A few months ago they began a new, non-invasive treatment using deep-nerve stimulation called Biowave. Preliminary research found the deep wave reduced pain quickly and significantly. Although relief faded, one week later half the patients were using less pain medication.
"Until now we really didn't really have any good options," Dr. Johnny Benjamin explained. "It was basically good luck and here is a fistful of pain medications and all the side effects and addiction that comes with it."
Benjamin has used it on more than 100 patients and says it's more effective than other devices he's tried.
"This is one thing that gives us an option to try to help millions of people," he said.
Patches with electrodes are attached to the pain site.
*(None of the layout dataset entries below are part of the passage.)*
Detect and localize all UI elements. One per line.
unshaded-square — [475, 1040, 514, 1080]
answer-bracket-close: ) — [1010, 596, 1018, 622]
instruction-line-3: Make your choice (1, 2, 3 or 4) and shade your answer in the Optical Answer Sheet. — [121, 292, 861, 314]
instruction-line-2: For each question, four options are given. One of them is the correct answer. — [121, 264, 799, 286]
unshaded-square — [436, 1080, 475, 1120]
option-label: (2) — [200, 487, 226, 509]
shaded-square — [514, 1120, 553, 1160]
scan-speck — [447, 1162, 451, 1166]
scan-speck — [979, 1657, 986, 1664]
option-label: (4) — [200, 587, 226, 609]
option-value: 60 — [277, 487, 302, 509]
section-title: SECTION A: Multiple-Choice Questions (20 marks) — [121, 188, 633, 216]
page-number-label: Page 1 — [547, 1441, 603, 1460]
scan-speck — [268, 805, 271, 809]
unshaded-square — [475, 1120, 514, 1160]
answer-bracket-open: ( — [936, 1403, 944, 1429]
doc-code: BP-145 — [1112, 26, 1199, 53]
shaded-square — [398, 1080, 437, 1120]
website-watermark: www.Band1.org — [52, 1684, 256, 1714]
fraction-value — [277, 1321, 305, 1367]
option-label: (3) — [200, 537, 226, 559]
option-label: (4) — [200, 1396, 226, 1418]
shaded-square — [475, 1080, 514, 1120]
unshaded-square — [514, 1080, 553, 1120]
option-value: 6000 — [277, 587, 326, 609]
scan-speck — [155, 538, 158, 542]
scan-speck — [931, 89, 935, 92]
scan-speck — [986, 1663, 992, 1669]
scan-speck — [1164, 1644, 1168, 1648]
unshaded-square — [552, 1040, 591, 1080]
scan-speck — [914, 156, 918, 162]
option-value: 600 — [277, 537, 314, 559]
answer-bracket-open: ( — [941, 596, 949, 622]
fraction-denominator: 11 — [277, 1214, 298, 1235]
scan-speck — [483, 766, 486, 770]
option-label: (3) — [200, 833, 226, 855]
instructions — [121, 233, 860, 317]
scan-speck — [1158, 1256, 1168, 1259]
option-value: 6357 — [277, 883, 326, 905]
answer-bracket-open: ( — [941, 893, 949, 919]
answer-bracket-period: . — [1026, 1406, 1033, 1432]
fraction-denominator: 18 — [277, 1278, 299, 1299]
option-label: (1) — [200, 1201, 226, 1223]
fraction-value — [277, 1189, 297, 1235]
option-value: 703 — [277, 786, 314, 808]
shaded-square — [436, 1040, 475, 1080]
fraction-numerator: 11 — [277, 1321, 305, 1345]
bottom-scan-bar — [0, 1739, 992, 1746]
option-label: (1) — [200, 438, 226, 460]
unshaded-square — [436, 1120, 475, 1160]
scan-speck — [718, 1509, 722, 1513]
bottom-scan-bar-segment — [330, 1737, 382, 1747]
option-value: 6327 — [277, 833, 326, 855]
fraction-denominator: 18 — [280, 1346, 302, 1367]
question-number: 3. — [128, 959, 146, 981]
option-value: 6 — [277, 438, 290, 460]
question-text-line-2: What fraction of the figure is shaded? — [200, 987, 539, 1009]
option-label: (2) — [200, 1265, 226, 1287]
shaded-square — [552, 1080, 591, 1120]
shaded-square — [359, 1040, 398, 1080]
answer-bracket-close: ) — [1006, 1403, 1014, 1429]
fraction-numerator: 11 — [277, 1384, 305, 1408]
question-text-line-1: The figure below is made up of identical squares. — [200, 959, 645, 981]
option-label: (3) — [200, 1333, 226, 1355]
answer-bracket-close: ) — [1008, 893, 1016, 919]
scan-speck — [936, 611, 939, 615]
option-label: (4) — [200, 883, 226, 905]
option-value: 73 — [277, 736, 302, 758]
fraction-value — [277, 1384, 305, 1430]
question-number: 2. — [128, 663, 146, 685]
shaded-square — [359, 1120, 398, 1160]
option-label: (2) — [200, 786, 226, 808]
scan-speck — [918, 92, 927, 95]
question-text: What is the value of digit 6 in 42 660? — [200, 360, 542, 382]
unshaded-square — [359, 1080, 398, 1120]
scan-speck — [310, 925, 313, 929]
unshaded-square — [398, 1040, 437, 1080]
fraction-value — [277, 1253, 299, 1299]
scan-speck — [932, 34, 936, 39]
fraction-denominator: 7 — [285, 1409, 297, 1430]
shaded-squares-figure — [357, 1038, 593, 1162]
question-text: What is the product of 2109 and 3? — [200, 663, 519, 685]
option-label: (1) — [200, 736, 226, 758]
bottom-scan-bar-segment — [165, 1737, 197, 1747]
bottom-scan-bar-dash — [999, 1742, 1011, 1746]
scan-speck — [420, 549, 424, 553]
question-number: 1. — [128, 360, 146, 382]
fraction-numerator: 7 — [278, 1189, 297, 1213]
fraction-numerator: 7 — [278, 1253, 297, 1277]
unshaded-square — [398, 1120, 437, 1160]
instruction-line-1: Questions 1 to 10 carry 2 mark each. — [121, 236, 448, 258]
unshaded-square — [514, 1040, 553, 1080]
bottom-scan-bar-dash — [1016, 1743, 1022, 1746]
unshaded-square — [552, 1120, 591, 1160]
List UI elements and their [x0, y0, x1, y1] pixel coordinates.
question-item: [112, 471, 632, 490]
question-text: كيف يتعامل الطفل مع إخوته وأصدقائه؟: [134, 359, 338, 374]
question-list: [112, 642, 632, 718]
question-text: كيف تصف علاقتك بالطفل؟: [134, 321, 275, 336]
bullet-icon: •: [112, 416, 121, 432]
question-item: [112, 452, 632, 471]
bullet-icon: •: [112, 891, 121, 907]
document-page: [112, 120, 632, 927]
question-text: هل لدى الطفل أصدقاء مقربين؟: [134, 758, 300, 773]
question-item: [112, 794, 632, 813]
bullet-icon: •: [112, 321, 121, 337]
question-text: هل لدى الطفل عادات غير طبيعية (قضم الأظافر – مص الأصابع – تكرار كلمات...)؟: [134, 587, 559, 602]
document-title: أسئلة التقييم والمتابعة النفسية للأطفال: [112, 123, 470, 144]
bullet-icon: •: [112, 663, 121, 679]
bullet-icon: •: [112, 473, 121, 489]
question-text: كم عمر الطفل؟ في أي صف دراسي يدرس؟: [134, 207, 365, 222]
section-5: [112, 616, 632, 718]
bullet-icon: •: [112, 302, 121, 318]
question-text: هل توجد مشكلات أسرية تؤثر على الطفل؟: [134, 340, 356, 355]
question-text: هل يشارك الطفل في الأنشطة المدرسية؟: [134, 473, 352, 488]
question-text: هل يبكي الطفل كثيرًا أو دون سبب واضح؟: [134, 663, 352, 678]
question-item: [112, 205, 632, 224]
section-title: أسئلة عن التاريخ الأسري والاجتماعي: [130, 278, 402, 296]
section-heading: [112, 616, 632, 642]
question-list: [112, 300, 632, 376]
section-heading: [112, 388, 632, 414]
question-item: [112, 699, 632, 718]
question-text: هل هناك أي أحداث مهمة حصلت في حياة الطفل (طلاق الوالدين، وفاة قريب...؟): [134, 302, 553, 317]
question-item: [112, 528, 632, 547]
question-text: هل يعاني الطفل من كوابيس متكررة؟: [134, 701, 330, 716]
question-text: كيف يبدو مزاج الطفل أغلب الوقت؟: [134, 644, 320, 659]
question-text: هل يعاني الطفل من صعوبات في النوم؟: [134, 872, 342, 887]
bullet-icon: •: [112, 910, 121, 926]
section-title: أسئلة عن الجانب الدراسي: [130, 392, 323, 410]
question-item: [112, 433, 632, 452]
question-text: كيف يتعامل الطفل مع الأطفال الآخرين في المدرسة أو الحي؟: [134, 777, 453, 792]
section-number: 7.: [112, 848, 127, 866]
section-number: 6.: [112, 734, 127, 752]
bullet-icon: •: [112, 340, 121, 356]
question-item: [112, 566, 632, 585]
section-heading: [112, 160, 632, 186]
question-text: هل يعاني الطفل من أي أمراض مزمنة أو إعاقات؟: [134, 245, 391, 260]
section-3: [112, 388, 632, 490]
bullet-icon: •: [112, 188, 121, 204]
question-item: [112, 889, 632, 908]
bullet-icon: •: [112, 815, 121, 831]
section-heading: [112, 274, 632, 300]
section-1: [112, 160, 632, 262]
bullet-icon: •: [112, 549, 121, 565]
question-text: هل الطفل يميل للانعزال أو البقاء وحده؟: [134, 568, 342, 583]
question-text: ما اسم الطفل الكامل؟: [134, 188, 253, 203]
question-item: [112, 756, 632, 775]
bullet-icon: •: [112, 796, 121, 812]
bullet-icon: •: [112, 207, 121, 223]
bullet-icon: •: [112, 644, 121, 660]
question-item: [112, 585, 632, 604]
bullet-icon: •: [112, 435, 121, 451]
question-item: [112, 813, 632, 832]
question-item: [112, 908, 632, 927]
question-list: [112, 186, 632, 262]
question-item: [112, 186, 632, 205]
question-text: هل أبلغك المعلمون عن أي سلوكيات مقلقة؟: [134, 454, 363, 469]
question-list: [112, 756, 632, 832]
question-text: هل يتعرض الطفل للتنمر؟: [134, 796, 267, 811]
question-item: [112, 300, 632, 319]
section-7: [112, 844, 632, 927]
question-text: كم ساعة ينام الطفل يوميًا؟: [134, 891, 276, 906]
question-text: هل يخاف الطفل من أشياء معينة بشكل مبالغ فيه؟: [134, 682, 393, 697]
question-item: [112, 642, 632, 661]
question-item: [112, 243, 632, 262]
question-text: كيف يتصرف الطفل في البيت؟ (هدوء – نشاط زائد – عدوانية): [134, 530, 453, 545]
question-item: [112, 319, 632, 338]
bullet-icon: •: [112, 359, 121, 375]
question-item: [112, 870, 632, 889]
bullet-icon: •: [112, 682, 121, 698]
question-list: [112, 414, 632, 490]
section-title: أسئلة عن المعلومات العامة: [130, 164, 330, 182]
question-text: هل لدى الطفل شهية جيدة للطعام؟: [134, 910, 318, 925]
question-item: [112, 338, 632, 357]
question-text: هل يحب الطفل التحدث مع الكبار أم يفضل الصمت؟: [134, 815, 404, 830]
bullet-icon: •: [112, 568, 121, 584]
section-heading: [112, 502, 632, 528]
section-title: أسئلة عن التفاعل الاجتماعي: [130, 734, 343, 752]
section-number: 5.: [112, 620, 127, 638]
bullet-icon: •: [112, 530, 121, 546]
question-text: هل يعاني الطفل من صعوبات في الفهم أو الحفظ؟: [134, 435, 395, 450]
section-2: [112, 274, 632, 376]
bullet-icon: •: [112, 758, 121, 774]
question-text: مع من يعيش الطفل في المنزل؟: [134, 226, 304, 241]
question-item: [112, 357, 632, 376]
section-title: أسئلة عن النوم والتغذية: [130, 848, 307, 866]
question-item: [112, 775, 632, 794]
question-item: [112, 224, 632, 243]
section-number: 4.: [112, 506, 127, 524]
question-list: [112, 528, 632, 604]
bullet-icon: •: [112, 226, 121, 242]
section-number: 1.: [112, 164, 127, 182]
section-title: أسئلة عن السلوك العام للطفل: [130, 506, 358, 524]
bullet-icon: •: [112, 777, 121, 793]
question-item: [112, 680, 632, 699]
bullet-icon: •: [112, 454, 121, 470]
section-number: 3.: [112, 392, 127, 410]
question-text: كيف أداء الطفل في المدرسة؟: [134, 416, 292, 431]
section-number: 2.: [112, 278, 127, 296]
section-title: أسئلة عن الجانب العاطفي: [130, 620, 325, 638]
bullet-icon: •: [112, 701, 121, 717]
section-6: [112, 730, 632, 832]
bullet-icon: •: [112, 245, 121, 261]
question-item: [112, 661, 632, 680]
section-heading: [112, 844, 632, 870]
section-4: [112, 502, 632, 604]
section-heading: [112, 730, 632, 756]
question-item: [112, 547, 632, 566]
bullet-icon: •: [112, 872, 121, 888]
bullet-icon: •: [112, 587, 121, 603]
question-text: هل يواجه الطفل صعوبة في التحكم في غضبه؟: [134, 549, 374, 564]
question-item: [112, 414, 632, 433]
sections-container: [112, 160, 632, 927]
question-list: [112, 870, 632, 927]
Each has more than a thousand tiny needles that carry electrical currents. Those electrical waves penetrate the nerves and seem to interrupt pain signals - blocking them before they reach the brain.
"A great deal of pain is perception. So if you can block or jam that wave going to the brain then you can trick the body into not feeling that pain nearly as much," Benjamin said.
Each 30-minute, in-office application costs about $300, which is sometimes offset by insurance. Patients get six treatments - one every day or two.
"It's kind of a tingling feeling like little needles going in," Kameronitz said. "And you control the intensity by the dial here."
This treatment doesn't heal the joint, and we still don't know whether it works over the long term. But it appears to be safe for people who'd try anything to make the pain go away.
If you have arthritis - there are 5,000 treatments. Why so many different treatments?
"Because there is no golden bullet," said Dr. Peter McCann. "There is not one that works."
"I really don't have time to stop for surgery, so this has been really good for me," Paul said.